MVPatch: More Vivid Patch for Adversarial Camouflaged Attacks on Object Detectors in the Physical World

from arxiv, 16 pages, 8 figures. This work has been submitted to the IEEE for possible publication. Copyright may be transferred without notice, after which this version may no longer be accessible

Recent studies have shown that Adversarial Patches (APs) can effectively manipulate object detection models. However, the conspicuous patterns often associated with these patches tend to attract human attention, posing a significant challenge. Existing research has primarily focused on enhancing attack efficacy in the physical domain while often neglecting the optimization of stealthiness and transferability. Furthermore, applying APs in real-world scenarios faces major challenges related to transferability, stealthiness, and practicality. To address these challenges, we introduce generalization theory into the context of APs, enabling our iterative process to simultaneously enhance transferability and refine visual correlation with realistic images. We propose a Dual-Perception-Based Framework (DPBF) to generate the More Vivid Patch (MVPatch), which enhances transferability, stealthiness, and practicality. The DPBF integrates two key components: the Model-Perception-Based Module (MPBM) and the Human-Perception-Based Module (HPBM), along with regularization terms. The MPBM employs ensemble strategy to reduce object confidence scores across multiple detectors, thereby improving AP transferability with robust theoretical support. Concurrently, the HPBM introduces a lightweight method for achieving visual similarity, creating natural and inconspicuous adversarial patches without relying on additional generative models. The regularization terms further enhance the practicality of the generated APs in the physical domain. Additionally, we introduce naturalness and transferability scores to provide an unbiased assessment of APs. Extensive experimental validation demonstrates that MVPatch achieves superior transferability and a natural appearance in both digital and physical domains, underscoring its effectiveness and stealthiness.
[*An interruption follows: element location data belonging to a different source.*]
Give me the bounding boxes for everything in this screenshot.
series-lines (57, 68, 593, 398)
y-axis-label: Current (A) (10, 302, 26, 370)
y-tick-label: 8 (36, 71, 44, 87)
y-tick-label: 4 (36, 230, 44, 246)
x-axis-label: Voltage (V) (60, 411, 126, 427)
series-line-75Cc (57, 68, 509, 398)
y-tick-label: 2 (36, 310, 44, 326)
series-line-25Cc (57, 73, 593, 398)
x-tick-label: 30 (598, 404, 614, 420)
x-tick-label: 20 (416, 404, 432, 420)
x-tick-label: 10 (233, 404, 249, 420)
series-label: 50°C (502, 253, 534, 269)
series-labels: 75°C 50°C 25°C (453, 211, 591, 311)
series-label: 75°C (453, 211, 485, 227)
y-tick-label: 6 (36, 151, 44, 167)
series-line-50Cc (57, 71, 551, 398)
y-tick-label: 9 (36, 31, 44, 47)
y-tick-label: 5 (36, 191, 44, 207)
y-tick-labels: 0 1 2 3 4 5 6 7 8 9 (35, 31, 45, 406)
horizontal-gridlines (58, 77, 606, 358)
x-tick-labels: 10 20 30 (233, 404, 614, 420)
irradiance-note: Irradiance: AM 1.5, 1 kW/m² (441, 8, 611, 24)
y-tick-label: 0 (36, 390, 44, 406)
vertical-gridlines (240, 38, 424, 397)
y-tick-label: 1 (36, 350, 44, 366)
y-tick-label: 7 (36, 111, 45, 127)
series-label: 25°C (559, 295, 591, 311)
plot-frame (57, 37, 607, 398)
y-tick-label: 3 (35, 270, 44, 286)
翻译：近期研究表明，对抗补丁（APs）能有效操纵目标检测模型。然而，这些补丁常伴随明显的图案，易引起人类注意，构成重大挑战。现有研究主要集中于提升物理域攻击效能，却常忽视隐蔽性与可迁移性的优化。此外，在现实场景中应用APs面临可迁移性、隐蔽性及实用性的多重挑战。为应对这些挑战，我们将泛化理论引入APs研究框架，通过迭代过程同步增强可迁移性并优化与真实图像的视觉关联性。本文提出基于双重感知的框架（DPBF）以生成更逼真补丁（MVPatch），从而提升可迁移性、隐蔽性与实用性。DPBF整合两个核心组件：基于模型感知的模块（MPBM）与基于人类感知的模块（HPBM），并辅以正则化项。MPBM采用集成策略降低多检测器的目标置信度，在坚实理论支撑下提升APs的可迁移性；同时，HPBM引入轻量级视觉相似性实现方法，无需依赖额外生成模型即可创建自然且不显眼的对抗补丁。正则化项进一步增强了生成APs在物理域的实用性。此外，我们提出自然度与可迁移性评分指标，为APs提供客观评估标准。大量实验验证表明，MVPatch在数字域与物理域均展现出卓越的可迁移性与自然外观，充分证明其高效性与隐蔽性。